Mathieu Galtier
Africa-Press – CentrAfricaine. Les groupes régionaux se sont durablement installés dans le paysage financier du continent. Ils doivent maintenant monter en gamme pour bénéficier à plein d’un environnement favorable mais fragile.
Jusqu’ici tout va bien. Contrairement au film culte La Haine, de Mathieu Kassovitz, aucune ironie dans ce constat, concernant les groupes financiers panafricains. L’année écoulée a ainsi montré la capacité des banques régionales francophones à se développer et à continuer d’occuper la place vide laissée par le départ des banques de détail européennes.

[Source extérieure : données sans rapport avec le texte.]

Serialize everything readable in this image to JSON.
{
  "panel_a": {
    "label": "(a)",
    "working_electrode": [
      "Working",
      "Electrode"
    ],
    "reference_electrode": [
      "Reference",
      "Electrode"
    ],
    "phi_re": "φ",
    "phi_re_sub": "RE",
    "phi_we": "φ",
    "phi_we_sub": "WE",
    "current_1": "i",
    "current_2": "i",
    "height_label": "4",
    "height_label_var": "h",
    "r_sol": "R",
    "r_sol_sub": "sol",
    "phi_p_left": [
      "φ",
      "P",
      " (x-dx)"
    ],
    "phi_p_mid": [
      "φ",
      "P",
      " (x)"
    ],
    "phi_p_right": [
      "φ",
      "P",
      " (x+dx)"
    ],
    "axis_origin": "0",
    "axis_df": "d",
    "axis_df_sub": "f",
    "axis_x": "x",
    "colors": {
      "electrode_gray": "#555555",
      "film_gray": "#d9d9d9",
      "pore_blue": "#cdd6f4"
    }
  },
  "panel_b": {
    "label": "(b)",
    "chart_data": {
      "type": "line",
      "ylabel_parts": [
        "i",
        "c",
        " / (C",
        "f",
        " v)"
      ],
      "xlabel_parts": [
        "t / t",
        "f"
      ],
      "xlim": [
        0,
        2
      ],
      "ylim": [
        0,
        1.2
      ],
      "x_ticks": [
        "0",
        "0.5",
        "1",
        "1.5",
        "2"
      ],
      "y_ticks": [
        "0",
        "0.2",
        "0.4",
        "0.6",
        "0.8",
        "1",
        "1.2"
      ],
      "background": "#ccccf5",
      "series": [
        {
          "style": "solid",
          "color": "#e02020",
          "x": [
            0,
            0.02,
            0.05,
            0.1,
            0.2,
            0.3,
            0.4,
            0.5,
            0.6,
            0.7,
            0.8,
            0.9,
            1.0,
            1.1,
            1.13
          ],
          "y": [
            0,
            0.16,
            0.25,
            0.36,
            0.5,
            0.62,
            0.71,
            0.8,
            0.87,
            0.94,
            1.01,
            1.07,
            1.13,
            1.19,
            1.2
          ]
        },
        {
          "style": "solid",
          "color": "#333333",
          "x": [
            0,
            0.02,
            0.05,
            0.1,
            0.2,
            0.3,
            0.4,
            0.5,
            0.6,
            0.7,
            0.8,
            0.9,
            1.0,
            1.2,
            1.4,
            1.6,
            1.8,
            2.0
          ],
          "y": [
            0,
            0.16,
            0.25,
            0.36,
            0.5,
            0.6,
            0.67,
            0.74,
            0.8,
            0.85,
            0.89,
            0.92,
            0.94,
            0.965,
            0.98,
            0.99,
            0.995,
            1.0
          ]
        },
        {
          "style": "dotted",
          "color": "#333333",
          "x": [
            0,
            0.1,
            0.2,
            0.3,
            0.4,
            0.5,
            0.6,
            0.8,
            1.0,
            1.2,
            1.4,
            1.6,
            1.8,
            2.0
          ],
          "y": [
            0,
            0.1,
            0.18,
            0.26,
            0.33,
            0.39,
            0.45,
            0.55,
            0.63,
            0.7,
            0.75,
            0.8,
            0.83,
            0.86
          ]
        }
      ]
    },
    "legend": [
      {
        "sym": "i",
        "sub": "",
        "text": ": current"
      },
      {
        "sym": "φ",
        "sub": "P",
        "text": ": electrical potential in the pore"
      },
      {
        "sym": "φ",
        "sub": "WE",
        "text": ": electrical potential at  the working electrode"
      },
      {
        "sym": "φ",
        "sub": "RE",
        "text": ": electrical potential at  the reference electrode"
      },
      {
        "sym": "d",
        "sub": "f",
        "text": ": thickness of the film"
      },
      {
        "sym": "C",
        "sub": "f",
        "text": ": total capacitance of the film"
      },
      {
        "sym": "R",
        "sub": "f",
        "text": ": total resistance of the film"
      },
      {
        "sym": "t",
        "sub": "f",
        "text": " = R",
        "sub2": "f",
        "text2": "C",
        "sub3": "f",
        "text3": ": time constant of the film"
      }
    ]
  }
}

Sur les cinq accords de cession des filiales de Société générale – 6e banque européenne, avec 1 719 milliards de dollars d’actifs – signés ces derniers mois, seule l’entité malgache, reprise par la banque française Bred, a échappé à un groupe africain. La plus grosse part du gâteau, SocGen Maroc, est allée, en avril 2024, à un nouveau venu de poids: l’ancien ministre marocain Moulay Hafid Elalamy, qui a déboursé 745 millions d’euros pour faire partie du club des banquiers continentaux. Preuve que le marché attire.
Même effervescence en Afrique anglophone. En novembre, le groupe britannique Standard Chartered, 14e banque du Vieux Continent avec 828 milliards de dollars d’actifs, a évoqué la possibilité de vendre ses filiales au Botswana, en Ouganda et en Zambie. Aussitôt, l’établissement nigérian Access Bank s’est dit intéressé. Quelques mois plus tôt, le leader bancaire d’Afrique de l’Ouest dirigé par Roosevelt Ogbonna avait déjà acquis les filiales en Angola et en Sierra Leone, et est en passe d’ajouter celles du Cameroun, de la Gambie et de la Tanzanie à son escarcelle. Le géant pourrait même débarquer au Maroc.
Banques sans frontières
La consolidation de ces groupes tend d’ailleurs à effacer les distinctions régionales sur le secteur. Au Sénégal, la Compagnie bancaire de l’Afrique occidentale (CBAO), filiale du marocain Attijariwafa Bank, est la première banque du pays après le retrait de Société générale. En sens inverse, le kényan Equity Bank est le deuxième établissement financier en RD Congo. Le Togolais Ecobank est, lui, présent dans 33 pays du continent, avec 96 % de ses actifs se trouvant en dehors de son pays de résidence, et un principal actionnaire venu d’Afrique du Sud, Nedbank. Essentiellement soutenu par les banques centrales des pays de la zone ouest-africaine (UEMOA), le Système panafricain de paiement et de règlement (PAPSS), porté par Afreximbank et le secrétariat général de la Zone de libre-échange continentale africaine (Zlecaf), a vu arriver le renfort, en mars, des plus importantes banques du Kenya, KCB, et du Rwanda, Bank of Kigali.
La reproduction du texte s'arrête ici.